First, good liturgy paints an alternative vision of reality. Good liturgy (and good preaching) wakes us up to the sinful condition of the status quo, presents the way the world could be and hints at pathways toward that future. It inspires us toward a different way in which our future might be created.
Second, good liturgy presents a gathering of the community of communities. Folks who have been shaping in their day-to-day reality something of that world to come gather together.
In sharing their stories, their common wisdom of what has happened and how they have experienced the sense of the sacred, my own eyes are opened. I am encouraged and inspired by the stories of others to approach the coming week with a freshness of spirit and new eyes. In so doing, I forge allies for the work ahead.
Unfortunately, even though I have presided at liturgy for almost 28 years, I have rarely experienced liturgy where that kind of energy and vision is released.
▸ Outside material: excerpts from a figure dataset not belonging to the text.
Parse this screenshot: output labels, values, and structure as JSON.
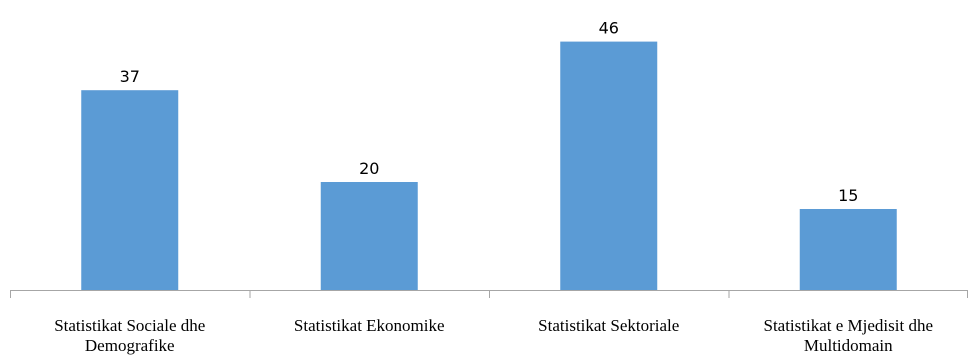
{
  "chart_data": {
    "type": "bar",
    "categories": [
      [
        "Statistikat Sociale dhe",
        "Demografike"
      ],
      [
        "Statistikat Ekonomike"
      ],
      [
        "Statistikat Sektoriale"
      ],
      [
        "Statistikat e Mjedisit dhe",
        "Multidomain"
      ]
    ],
    "values": [
      37,
      20,
      46,
      15
    ],
    "value_labels": [
      "37",
      "20",
      "46",
      "15"
    ],
    "title": "",
    "xlabel": "",
    "ylabel": "",
    "ylim": [
      0,
      50
    ],
    "grid": false,
    "legend": "none",
    "bar_color": "#5b9bd5"
  }
}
As I participated in the annual Great Lakes Bioneers Detroit 7th Annual Conference, I did experience an uplift of spirit.
Bioneers was founded in 1990 by Kenny Ausubel and Nina Simons to "describe an emerging culture." As stated on the Bioneers website, the vision of Bioneers is to gather "social and scientific innovators from all walks of life and disciplines who have peered deep into the heart of living systems to understand how nature operates, and to mimic 'nature's operating instructions' to serve human ends without harming the web of life." Their satellite conference program, Beaming Bioneers, began in 2002.
Bioneers has many different year-round programs, such as a series of documentaries throughout the year in Santa Fe, N.M., and the San Francisco Bay Area that highlights the Bioneers vision, as well as a series of radio programs. What lies at the heart of Bioneers, however, is the annual conference featuring visionaries in the application of nature's operating instructions and from the wisdom of indigenous cultures.
For a number of years, the originating site in San Rafael, Calif., has featured some of the pathfinders in the interface between understanding the natural world and application of its principles to bettering human society.
This year's plenary speakers include the fungi author Paul Stamets, Mary Evelyn Tucker of the Forum for Religion and Ecology at Yale, Philippe Cousteau Jr., champion of the ocean ecosystem and grandson of Jacques Cousteau, and many others.
Two things distinguish the Beaming Bioneers. First, the plenaries are bracketed by workshops. These workshops (or learnshops) are run by local folk who are applying and living Bioneers principles in their day-to-day vocation. Topics can range from how to recapture the commons to how to garden according to permaculture principles. Artists and music are also part of the Bioneers scene.
Second, the Bioneers conference creates a virtual community across the North American continent through satellite downlinks. This year, there are 23 sites, from Anchorage, Alaska, to Houston. The plenaries are viewed at each site, and local workshops reflective of that site's bioregion are also presented. Opportunities for networking abound.
Great Lakes Bioneers Detroit
Two IHM sisters, Gloria Rivera and Paula Cathcart, shared a vision of engaging the urban Detroit community in conversations that address our common ecological and eco-justice challenges.
After attending the conference in California, Sr. Gloria and Sr. Paula brought Bioneers to Detroit in 2005 as the first fully urban Bioneers Conference site. This year's conference took place Oct. 14-16 at Marygrove College.
Friday was Young Bioneers Day, which included tours of local centers of sustainable activity and workshops designed for youth. Exhibitors ranged from local environmental and eco-spirituality groups to alternative bookstores and cleaning products. In the midst of a community that has known its sense of challenges, Great Lakes Bioneers Detroit shone a bright light toward the possibility of a better future and modeled collaboration that transcends generations, races and the city/suburb divide.
This year, I presented a learnshop on the green burial movement ("What A Way to Go!").
Other learnshops addressed topics such as greenmapping, permaculture, immersion education and green alternatives to traditional cleaning products. The vegetarian meals and snacks were prepared from local sources, including Avalon Bakery and locally grown produce like Grown in Detroit.
Saturday evening, participants were treated to local singer-songwriters and poets. And like good liturgy, there was a sending forth ritual Sunday afternoon.
If the faith community is to be relevant in addressing the ecological, social and fiscal challenges of our age, it will be by allowing itself to become engaged with and partner with the dreamers and the practitioners of the new heaven and the new earth.